No malinterpreten, amo a mi abuela y ella a mí; es de las únicas personas en el mundo que me aman sinceramente y que ha arriesgado todo por mí, me ha dado todo lo que podía darme y hasta más, pero la situación dio un giro de 360º cuando mi tía Raiza vino junto con Tamara, mi prima, a quedarse con nosotros.
El motivo nunca estuvo claro, o por lo menos yo lo ignoro, porque según estaba felizmente casada con un hombre millonario que la trataba como reina, pero de un día para otro solo apareció en la puerta con una maleta vieja, una pequeña de apenas 1 mes en sus brazos y con unos buenos moretones en la cara.
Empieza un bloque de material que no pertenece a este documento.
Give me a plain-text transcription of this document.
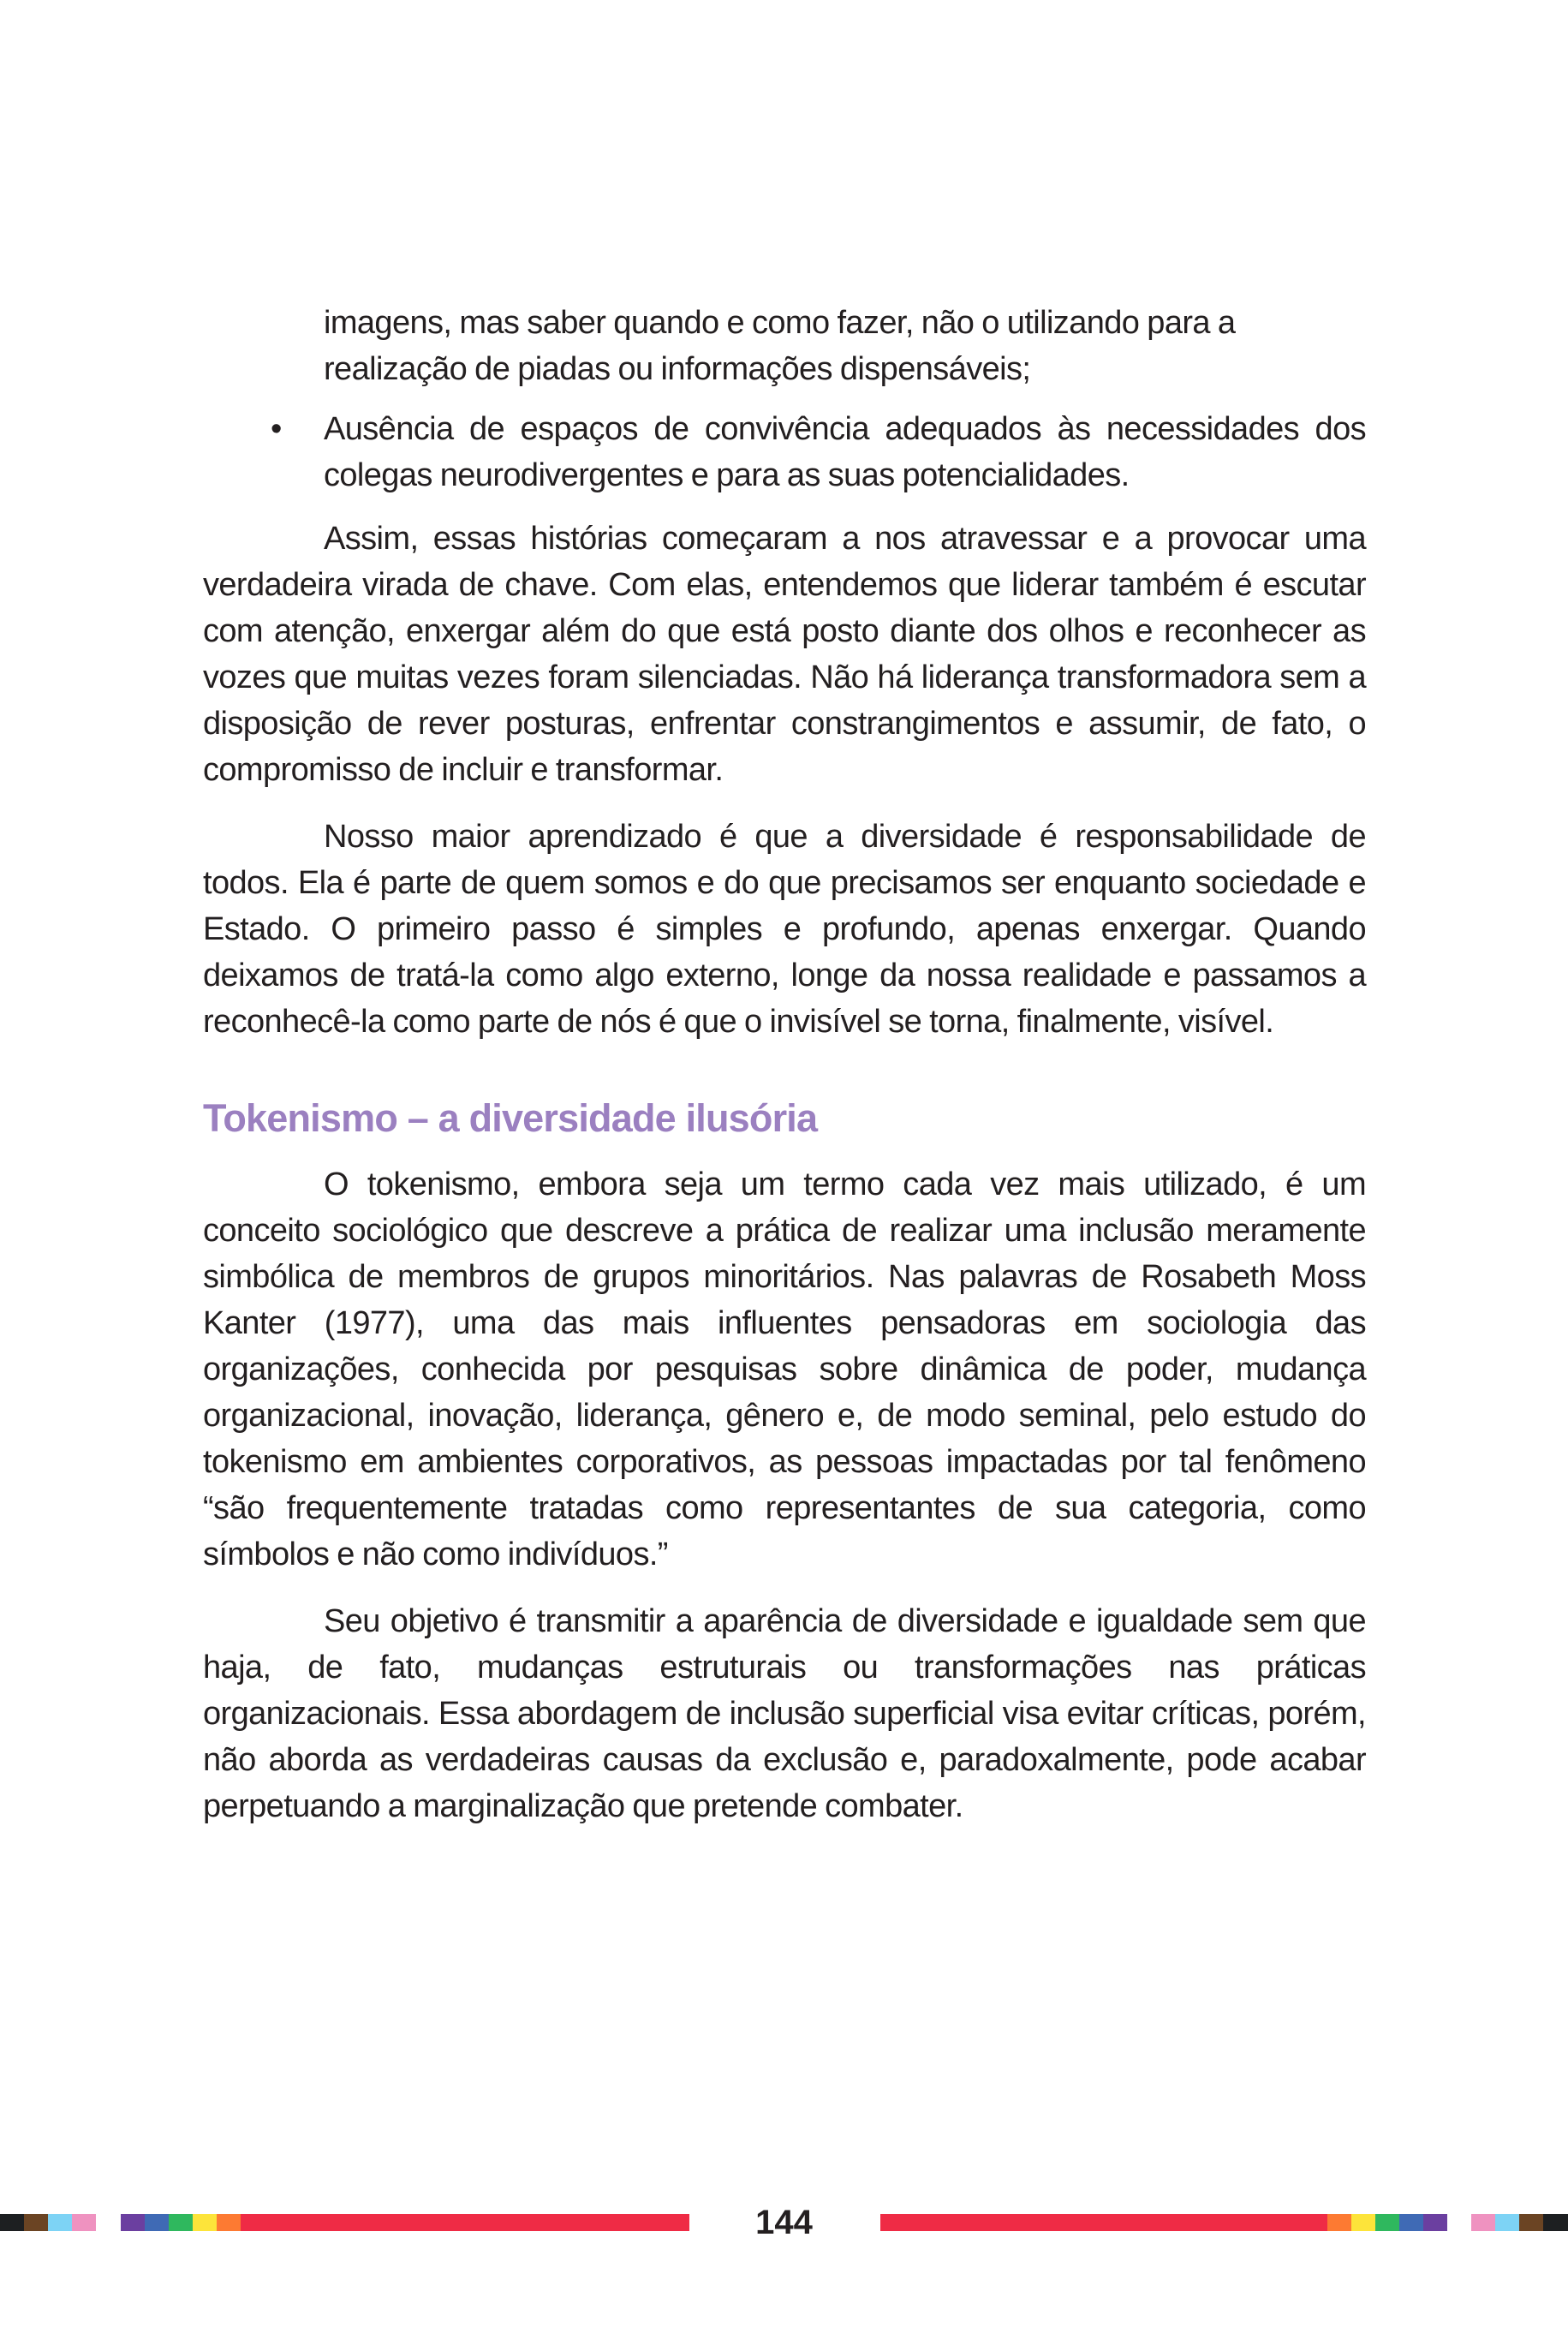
imagens, mas saber quando e como fazer, não o utilizando para a realização de piadas ou informações dispensáveis;

• Ausência de espaços de convivência adequados às necessidades dos colegas neurodivergentes e para as suas potencialidades.

Assim, essas histórias começaram a nos atravessar e a provocar uma verdadeira virada de chave. Com elas, entendemos que liderar também é escutar com atenção, enxergar além do que está posto diante dos olhos e reconhecer as vozes que muitas vezes foram silenciadas. Não há liderança transformadora sem a disposição de rever posturas, enfrentar constrangimentos e assumir, de fato, o compromisso de incluir e transformar.

Nosso maior aprendizado é que a diversidade é responsabilidade de todos. Ela é parte de quem somos e do que precisamos ser enquanto sociedade e Estado. O primeiro passo é simples e profundo, apenas enxergar. Quando deixamos de tratá-la como algo externo, longe da nossa realidade e passamos a reconhecê-la como parte de nós é que o invisível se torna, finalmente, visível.

Tokenismo – a diversidade ilusória

O tokenismo, embora seja um termo cada vez mais utilizado, é um conceito sociológico que descreve a prática de realizar uma inclusão meramente simbólica de membros de grupos minoritários. Nas palavras de Rosabeth Moss Kanter (1977), uma das mais influentes pensadoras em sociologia das organizações, conhecida por pesquisas sobre dinâmica de poder, mudança organizacional, inovação, liderança, gênero e, de modo seminal, pelo estudo do tokenismo em ambientes corporativos, as pessoas impactadas por tal fenômeno “são frequentemente tratadas como representantes de sua categoria, como símbolos e não como indivíduos.”

Seu objetivo é transmitir a aparência de diversidade e igualdade sem que haja, de fato, mudanças estruturais ou transformações nas práticas organizacionais. Essa abordagem de inclusão superficial visa evitar críticas, porém, não aborda as verdadeiras causas da exclusão e, paradoxalmente, pode acabar perpetuando a marginalização que pretende combater.

144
De eso ya pasado 18 años, en ese entonces yo tenía apenas 10 años, he iba a la escuela. Desde ese día me convertí en una sirvienta y niñera en vez de dedicarme a mis estudios o a jugar en mis ratos libres, y más tarde, cuando ya cumplí la mayoría de edad, mi obligación era trabajar para ayudar con los gastos porque mi abuela no podía con todo y su salud empeoraba rápidamente por la vejez.
Esa es la verdadera razón por la que aún estoy aquí, mi abuela; no podría abandonarla cuando ella me cuidó en el momento que yo más lo necesitaba. Todo lo soporto por ella.
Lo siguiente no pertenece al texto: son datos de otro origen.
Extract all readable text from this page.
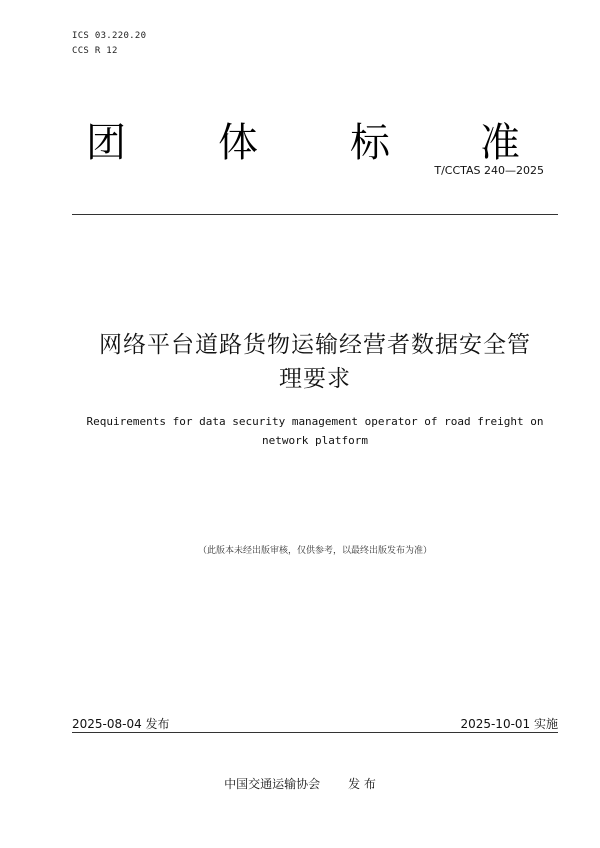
ICS 03.220.20
CCS R 12
团 体 标 准
T/CCTAS 240—2025
网络平台道路货物运输经营者数据安全管
理要求
Requirements for data security management operator of road freight on
network platform
（此版本未经出版审核，仅供参考，以最终出版发布为准）
2025-08-04 发布	2025-10-01 实施
中国交通运输协会 发 布
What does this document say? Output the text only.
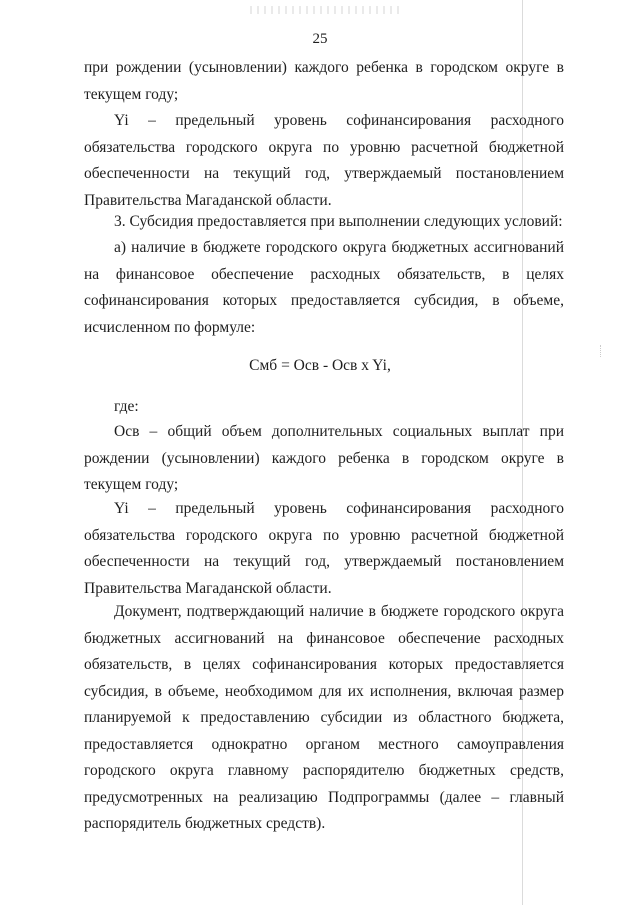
25

при рождении (усыновлении) каждого ребенка в городском округе в текущем году;

Yi – предельный уровень софинансирования расходного обязательства городского округа по уровню расчетной бюджетной обеспеченности на текущий год, утверждаемый постановлением Правительства Магаданской области.

3. Субсидия предоставляется при выполнении следующих условий:

а) наличие в бюджете городского округа бюджетных ассигнований на финансовое обеспечение расходных обязательств, в целях софинансирования которых предоставляется субсидия, в объеме, исчисленном по формуле:

Смб = Осв - Осв x Yi,

где:

Осв – общий объем дополнительных социальных выплат при рождении (усыновлении) каждого ребенка в городском округе в текущем году;

Yi – предельный уровень софинансирования расходного обязательства городского округа по уровню расчетной бюджетной обеспеченности на текущий год, утверждаемый постановлением Правительства Магаданской области.

Документ, подтверждающий наличие в бюджете городского округа бюджетных ассигнований на финансовое обеспечение расходных обязательств, в целях софинансирования которых предоставляется субсидия, в объеме, необходимом для их исполнения, включая размер планируемой к предоставлению субсидии из областного бюджета, предоставляется однократно органом местного самоуправления городского округа главному распорядителю бюджетных средств, предусмотренных на реализацию Подпрограммы (далее – главный распорядитель бюджетных средств).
-Si al menos la tía y tú consiguieran algún ingreso, estaríamos mejor y mi abue no tendría que estar pasando trabajo en el mercado a su edad -replico. -Pero no tienen ni la más mínima intención de ayudar. Si me voy de la casa, llevo a la abuela conmigo donde no sea explotada y pueda al fin descansar como se lo merece.
Me mira con la ceja arqueada y de brazos cruzados, como si estuviera bromeando, pero es algo que había sopesado desde hace mucho. Niega con una sonrisa de suficiencia y sale de la habitación cuando escucha a su madre llamándola.
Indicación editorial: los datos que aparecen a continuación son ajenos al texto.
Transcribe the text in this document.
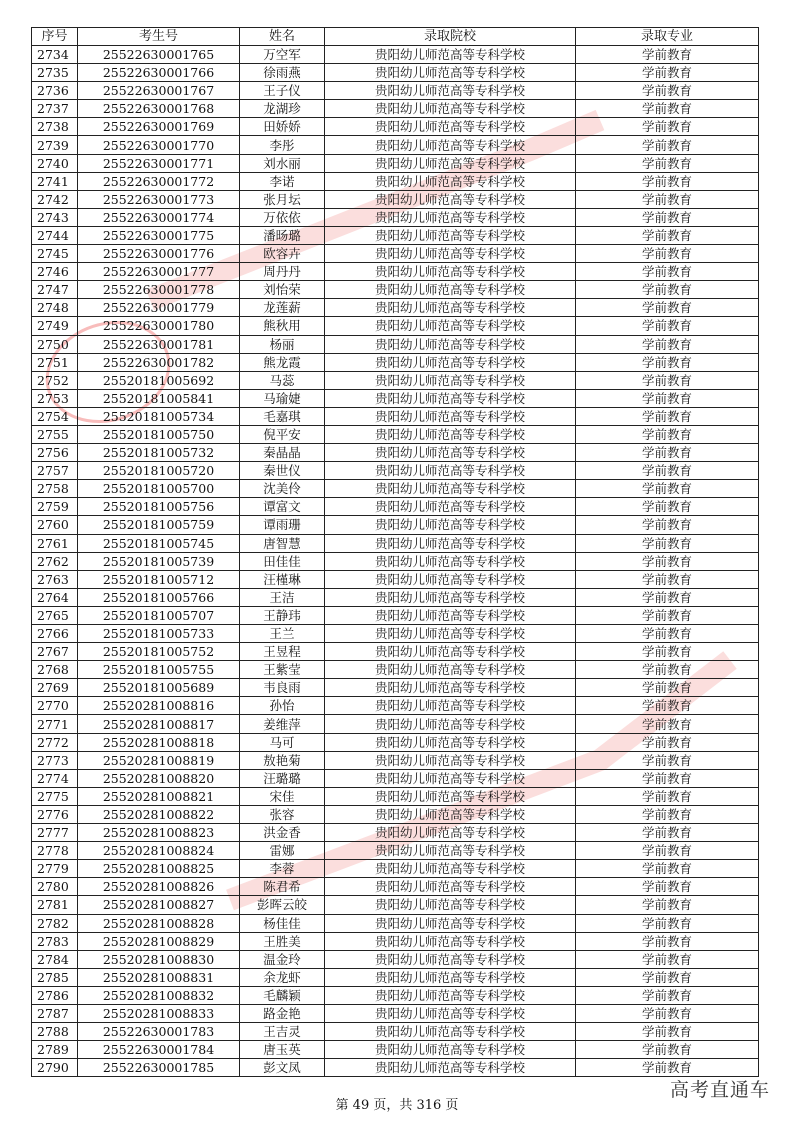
序号	考生号	姓名	录取院校	录取专业
2734	25522630001765	万空军	贵阳幼儿师范高等专科学校	学前教育
2735	25522630001766	徐雨燕	贵阳幼儿师范高等专科学校	学前教育
2736	25522630001767	王子仪	贵阳幼儿师范高等专科学校	学前教育
2737	25522630001768	龙湖珍	贵阳幼儿师范高等专科学校	学前教育
2738	25522630001769	田娇娇	贵阳幼儿师范高等专科学校	学前教育
2739	25522630001770	李彤	贵阳幼儿师范高等专科学校	学前教育
2740	25522630001771	刘水丽	贵阳幼儿师范高等专科学校	学前教育
2741	25522630001772	李诺	贵阳幼儿师范高等专科学校	学前教育
2742	25522630001773	张月坛	贵阳幼儿师范高等专科学校	学前教育
2743	25522630001774	万依依	贵阳幼儿师范高等专科学校	学前教育
2744	25522630001775	潘旸璐	贵阳幼儿师范高等专科学校	学前教育
2745	25522630001776	欧容卉	贵阳幼儿师范高等专科学校	学前教育
2746	25522630001777	周丹丹	贵阳幼儿师范高等专科学校	学前教育
2747	25522630001778	刘怡荣	贵阳幼儿师范高等专科学校	学前教育
2748	25522630001779	龙莲薪	贵阳幼儿师范高等专科学校	学前教育
2749	25522630001780	熊秋用	贵阳幼儿师范高等专科学校	学前教育
2750	25522630001781	杨丽	贵阳幼儿师范高等专科学校	学前教育
2751	25522630001782	熊龙霞	贵阳幼儿师范高等专科学校	学前教育
2752	25520181005692	马蕊	贵阳幼儿师范高等专科学校	学前教育
2753	25520181005841	马瑜婕	贵阳幼儿师范高等专科学校	学前教育
2754	25520181005734	毛嘉琪	贵阳幼儿师范高等专科学校	学前教育
2755	25520181005750	倪平安	贵阳幼儿师范高等专科学校	学前教育
2756	25520181005732	秦晶晶	贵阳幼儿师范高等专科学校	学前教育
2757	25520181005720	秦世仪	贵阳幼儿师范高等专科学校	学前教育
2758	25520181005700	沈美伶	贵阳幼儿师范高等专科学校	学前教育
2759	25520181005756	谭富文	贵阳幼儿师范高等专科学校	学前教育
2760	25520181005759	谭雨珊	贵阳幼儿师范高等专科学校	学前教育
2761	25520181005745	唐智慧	贵阳幼儿师范高等专科学校	学前教育
2762	25520181005739	田佳佳	贵阳幼儿师范高等专科学校	学前教育
2763	25520181005712	汪槿琳	贵阳幼儿师范高等专科学校	学前教育
2764	25520181005766	王洁	贵阳幼儿师范高等专科学校	学前教育
2765	25520181005707	王静玮	贵阳幼儿师范高等专科学校	学前教育
2766	25520181005733	王兰	贵阳幼儿师范高等专科学校	学前教育
2767	25520181005752	王昱程	贵阳幼儿师范高等专科学校	学前教育
2768	25520181005755	王紫莹	贵阳幼儿师范高等专科学校	学前教育
2769	25520181005689	韦良雨	贵阳幼儿师范高等专科学校	学前教育
2770	25520281008816	孙怡	贵阳幼儿师范高等专科学校	学前教育
2771	25520281008817	姜维萍	贵阳幼儿师范高等专科学校	学前教育
2772	25520281008818	马可	贵阳幼儿师范高等专科学校	学前教育
2773	25520281008819	敖艳菊	贵阳幼儿师范高等专科学校	学前教育
2774	25520281008820	汪璐璐	贵阳幼儿师范高等专科学校	学前教育
2775	25520281008821	宋佳	贵阳幼儿师范高等专科学校	学前教育
2776	25520281008822	张容	贵阳幼儿师范高等专科学校	学前教育
2777	25520281008823	洪金香	贵阳幼儿师范高等专科学校	学前教育
2778	25520281008824	雷娜	贵阳幼儿师范高等专科学校	学前教育
2779	25520281008825	李蓉	贵阳幼儿师范高等专科学校	学前教育
2780	25520281008826	陈君希	贵阳幼儿师范高等专科学校	学前教育
2781	25520281008827	彭晖云皎	贵阳幼儿师范高等专科学校	学前教育
2782	25520281008828	杨佳佳	贵阳幼儿师范高等专科学校	学前教育
2783	25520281008829	王胜美	贵阳幼儿师范高等专科学校	学前教育
2784	25520281008830	温金玲	贵阳幼儿师范高等专科学校	学前教育
2785	25520281008831	余龙虾	贵阳幼儿师范高等专科学校	学前教育
2786	25520281008832	毛麟颖	贵阳幼儿师范高等专科学校	学前教育
2787	25520281008833	路金艳	贵阳幼儿师范高等专科学校	学前教育
2788	25522630001783	王吉灵	贵阳幼儿师范高等专科学校	学前教育
2789	25522630001784	唐玉英	贵阳幼儿师范高等专科学校	学前教育
2790	25522630001785	彭文凤	贵阳幼儿师范高等专科学校	学前教育
第 49 页，共 316 页
高考直通车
Si la vida conspira a mi favor y consigo el puesto, finalmente podría cumplir con mi propósito y alejarnos de estos parásitos. Bastante me esforcé para graduarme y recibir mi título de diseñadora como para desperdiciar mi talento vendiendo verduras toda la vida en un puesto improvisado en el mercado.
Termino de arreglarme y salgo. Para mi desgracia una lluvia cae justo antes de mi salida. Busco mi paraguas y en compañía de mi abuela caminamos hasta la estación de buses, que queda a menos de 30 metros.
-Esta lluvia no ha parado -bufa mi abuela secándose con su pañuelo. -Ya me está cansando, traigo toda la ropa húmeda y ya me está picando la nariz. Si sigo así terminaré internada nuevamente.
-Lo sé abuela, también estoy aburrida de esto. -salgo un poco hacia la calle para mirar, pero nada que aparece ese estúpido autobús. -Esta lluvia lo único que ha hecho es retrasarnos. Mira la hora que es, yo debería estar esperando en la empresa y tú en el puesto.
-Debiste pedirle a tu novio que te lleve, hija, te lo dije, esta es la época más lluviosa del año, no hay día que no caiga al menos un aguacero, así todo el mundo anda retrasado y nervioso -también se levanta y camina hacia mí. -No encontrarás una oportunidad como esta. Ese puesto es exactamente lo que has esperado siempre, si la pierdes será difícil que encuentres otra igual.
-Sabes que no me gusta molestar a Víctor, abue, ya le debo muchos favores, además debe estar muy cansado de su viaje -me froto la nariz de puro nerviosismo. -Lo del trabajo es cierto, espero llegar a tiempo.
-Pues yo no veo el problema, es tu novio, ¿no? Y van a casarse pronto.
Miro el delgado anillo en mi dedo y suspiro. Es una promesa de casi 5 años de los 7 que llevamos juntos y no hemos dado el paso aún. Hay días que me pregunto si todavía desea casarse conmigo.
Sacudo mi cabeza y me enfoco en lo realmente importante ahora. «Necesito estar serena» razono.
Ya de camino a la empresa empiezo a practicar mentalmente mi discurso. Tengo claro todo lo que necesito demostrar, no es muy complicado, pero la oportunidad es única.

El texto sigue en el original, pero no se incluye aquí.